4 Ways Southeast Asian Start-ups Can Bootstrap Their Way to Glory
No investors? No problem
PHOTO CREDIT: Getty Images
Million-dollar exits and massive venture funding may make headlines, but we think those start-ups that have the guts to say, “Hey, we’re gonna go ahead and do this ourselves,” deserve just as much attention.
Going it alone has several advantages.
For one, your equity stake won’t be diluted. Think of it as owning most, if not the whole, of a smaller pie – via bootstrapping – versus owning a smaller piece of a bigger pie – with investors on board.
You also get to run the company as you please. Pieter Levels, an entrepreneur who has bootstrapped several start-ups and is writing a book on the topic, says this independence is one of the biggest upsides. “You can work faster without having the distraction of getting funding and maintaining it,” he says.
Bootstrapping also means you get to focus on your product. Says Aditya Herlambang, co-founder of Indonesia-based social commerce start-up Shopious, “We don't have any VC to deal with. We only have customers to work with. Hence, most of our time is spent talking to customers and making the product better everyday.” Unfortunately, Shopious – which was bootstrapped the first year and received angel investment the second year – couldn’t compete with VC-funded rivals and had to shut down operations this month. Still, Herlambang says, it was difficult but definitely rewarding. “I learned a lot more from my two years of start-up experience than from my two years of master's degree, to be honest,” he says.
The case of Shopious may be a reminder that bootstrapped companies may be more vulnerable to external forces – for instance, your industry’s landscape, market maturity, nature of competitors – but if you're dead set on going down the arduous yet fulfilling path of bootstrapping, here are 4 tips to keep in mind.
1. Be diligent with money
Proper management of your limited resources goes a long way.
Xurpas, one of the biggest tech companies in the Philippines, was started in 2001 with just $1,500. “What’s fascinating is that, all the way to our IPO in December 2014, we had no investors, no external funding, no venture capital, zero debt,” says president and co-founder Raymond Racaza. Today, Xurpas has a market capitalization of over $600 million. “So it shows the type of diligence my team has,” he says.
Be prepared to make some sacrifices to keep your company afloat, too. The founders of Shopious, for the first year and a half, did not take any salary. The money Xurpas earned in the beginning, the founders chose to invest back into their start-up. “You can dividend it out and enjoy the fruits of your labor,” says Racaza, “but our dreams and aspirations were big. So the money we earned, we put back into the company.”
Says Herlambang, “We monitor cash really, really tightly. Most of [the money] was [our own] or from friends and family, so we had to be really careful about it. We don't want to screw up the only asset we have in our arsenal.”

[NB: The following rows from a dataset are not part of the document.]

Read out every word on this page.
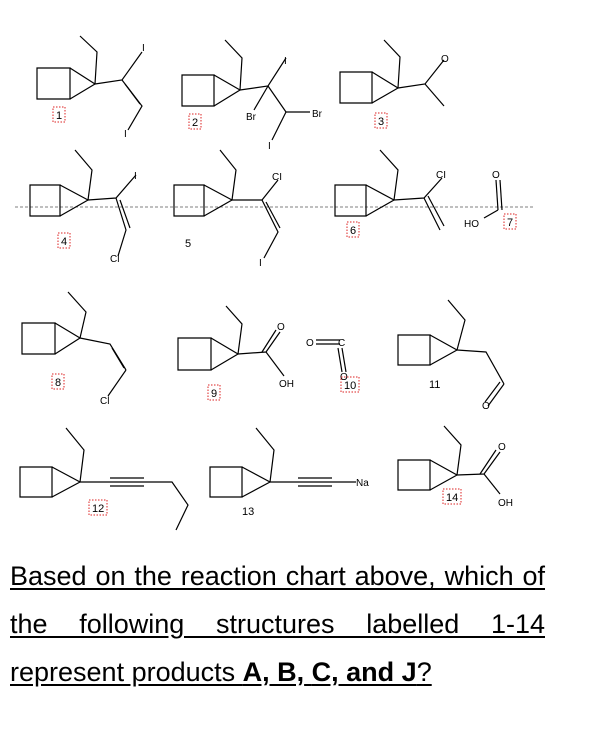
I
I
I
Br	Br
I
O
I
Cl
CI
I
CI	O
HO
Cl
O
OH
O C
O
O
Na
O
OH
1
2	3
4	5
6
7
8
9
10	11
12	13
14
Based on the reaction chart above, which of the following structures labelled 1-14 represent products A, B, C, and J?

2. Be prepared to do mundane tasks
It's not uncommon for people in start-ups to assume different roles as needed. This may include doing menial tasks and running errands.
“We did things ourselves,” Racaza says. “I would roll up my sleeves and be the messenger. I would present during the mornings, pitch with my partners, then in the afternoon, if there's a collection, I'd be the messenger.”
3. Push your creativity to the limit
Resourcefulness and creativity are vital. Says Herlambang, “Since you aren't blessed with a lot of money in your pocket, you can't spend like crazy on stuff that non-bootstrapped start-ups spend on. Most of the time you really have to pick your brain on finding new and creative ways in marketing, engineering, hiring, etc.”
4. Build a stellar product
Says Levels, “You have to make a product that people actually want or you simply won't survive.”
This is important for early-stage bootstrapped start-ups like Shopious, says Herlambang. “...We wanted to have a good product that users like, so we can operate just from our customers’ money.” Bootstrapping Shopious meant slower growth compared to venture-backed start-ups, but that was a sacrifice happily made, he says.
“If we were to secure funding with VC, pretty much the game, most of the time at least to me, is to blow up the company valuations and aim for an exit – either IPO or [sell to] another company,” he says. “I do not really like to go that route. Our mission [was to build] a company that stays true to its customers and product. If we were able to find venture capital that aligns with our belief then we will consider, but thus far along our journey we [hadn’t found] one.” Here, Herlambang looks to Jack Ma for wisdom: “Customers first, employees second, and investors third. That's how I like to run things.”